Kalaupun masyarakat dianggap salah paham, kenapa tidak diluruskan. Tapi Jokowi malah memilih pergi ke Kalimantan dengan sekedar alasan sudah dijadwalkan. Ini akan menambah kesan acuh yang kontradiktif dengan upaya 'cooling down' itu. Apalagi kesan mengayomi. Jauh sekali dengan kesan mengayomi dan gaya dialogis Jokowi saat relokasi ratusan PKL di Solo doeloe, tanpa kericuhan dan kekerasan.
Di sisi lain, saya juga ingat bahwa negara tidak hanya Jokowi. Ia punya para pembantu, ia punya staf pribadi, ia punya menko. Sekali teken, semua pasti manut (meskipun saya masih heran kok Jokowi manut sama yang bikin jadwal ke Kalteng). Selain itu, jangan lupa, ia punya Wapres!

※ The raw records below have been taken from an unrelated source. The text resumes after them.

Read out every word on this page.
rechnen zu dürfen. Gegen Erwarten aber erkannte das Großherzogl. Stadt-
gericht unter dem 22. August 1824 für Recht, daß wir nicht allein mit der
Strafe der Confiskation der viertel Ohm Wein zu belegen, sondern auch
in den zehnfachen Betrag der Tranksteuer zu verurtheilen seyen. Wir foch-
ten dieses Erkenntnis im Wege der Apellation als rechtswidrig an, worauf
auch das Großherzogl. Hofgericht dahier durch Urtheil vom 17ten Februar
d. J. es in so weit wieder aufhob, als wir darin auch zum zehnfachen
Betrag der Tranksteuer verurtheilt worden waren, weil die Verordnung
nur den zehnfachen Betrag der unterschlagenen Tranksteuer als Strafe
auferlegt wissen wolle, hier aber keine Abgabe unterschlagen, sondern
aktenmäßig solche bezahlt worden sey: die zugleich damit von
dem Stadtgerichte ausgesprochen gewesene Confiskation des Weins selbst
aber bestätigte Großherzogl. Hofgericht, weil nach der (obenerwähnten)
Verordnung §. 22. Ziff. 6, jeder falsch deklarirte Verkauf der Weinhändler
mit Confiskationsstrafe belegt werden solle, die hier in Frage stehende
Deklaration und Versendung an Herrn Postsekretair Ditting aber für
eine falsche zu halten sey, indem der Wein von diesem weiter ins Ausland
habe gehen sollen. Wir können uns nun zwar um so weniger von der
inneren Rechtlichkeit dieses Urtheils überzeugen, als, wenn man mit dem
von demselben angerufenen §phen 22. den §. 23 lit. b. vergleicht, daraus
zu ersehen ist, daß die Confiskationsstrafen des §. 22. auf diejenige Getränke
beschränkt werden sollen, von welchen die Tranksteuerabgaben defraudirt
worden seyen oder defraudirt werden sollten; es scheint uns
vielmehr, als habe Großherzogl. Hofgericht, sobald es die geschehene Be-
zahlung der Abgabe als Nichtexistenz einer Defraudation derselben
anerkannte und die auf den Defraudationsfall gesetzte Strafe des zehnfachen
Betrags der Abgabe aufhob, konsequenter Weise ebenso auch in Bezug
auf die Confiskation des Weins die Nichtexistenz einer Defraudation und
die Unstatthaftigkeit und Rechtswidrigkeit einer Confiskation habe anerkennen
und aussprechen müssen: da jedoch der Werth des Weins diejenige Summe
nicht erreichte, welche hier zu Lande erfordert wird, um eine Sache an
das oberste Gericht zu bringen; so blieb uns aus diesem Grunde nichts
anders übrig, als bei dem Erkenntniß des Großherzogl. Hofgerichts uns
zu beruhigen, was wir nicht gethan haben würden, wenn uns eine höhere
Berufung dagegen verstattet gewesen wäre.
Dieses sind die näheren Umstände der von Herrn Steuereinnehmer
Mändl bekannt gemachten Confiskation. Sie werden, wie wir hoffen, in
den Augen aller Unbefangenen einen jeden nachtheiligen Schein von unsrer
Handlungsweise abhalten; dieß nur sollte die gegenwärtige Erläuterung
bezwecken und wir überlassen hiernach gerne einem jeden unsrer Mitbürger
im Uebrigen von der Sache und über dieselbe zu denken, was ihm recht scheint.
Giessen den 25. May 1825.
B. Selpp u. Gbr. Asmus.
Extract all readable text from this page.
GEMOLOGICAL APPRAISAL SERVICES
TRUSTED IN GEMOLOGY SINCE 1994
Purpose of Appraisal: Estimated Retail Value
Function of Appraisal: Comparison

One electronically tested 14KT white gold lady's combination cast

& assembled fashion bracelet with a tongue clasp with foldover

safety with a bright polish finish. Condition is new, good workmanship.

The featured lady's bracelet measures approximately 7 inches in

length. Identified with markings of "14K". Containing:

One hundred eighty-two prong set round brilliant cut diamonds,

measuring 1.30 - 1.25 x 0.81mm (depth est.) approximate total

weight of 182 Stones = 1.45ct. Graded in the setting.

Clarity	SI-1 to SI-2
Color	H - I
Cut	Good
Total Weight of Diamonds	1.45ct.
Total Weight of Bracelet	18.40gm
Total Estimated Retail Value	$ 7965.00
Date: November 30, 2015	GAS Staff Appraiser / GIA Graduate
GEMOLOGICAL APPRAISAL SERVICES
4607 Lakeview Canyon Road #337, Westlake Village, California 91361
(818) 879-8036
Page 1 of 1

Tapi, kemana Wapres? Kenapa Wapres tidak juga mewakili?
Kita flashback sebentar.
Kiai Ma'ruf Amin mungkin adalah faktor penentu kenapa Jokowi bisa menang tahun lalu. Kita ingat pilpres 2019 begitu ketat dan panas. Ada pete di kepala, tempe setipis ATM, buyback Indosat, tol langit, negara bochor, lebih TNI drpd TNI, cebong-kampret, serangan antar pendukung begitu sengit. Apalagi waktu itu masih terbawa suasana Pilkada DKI 2017.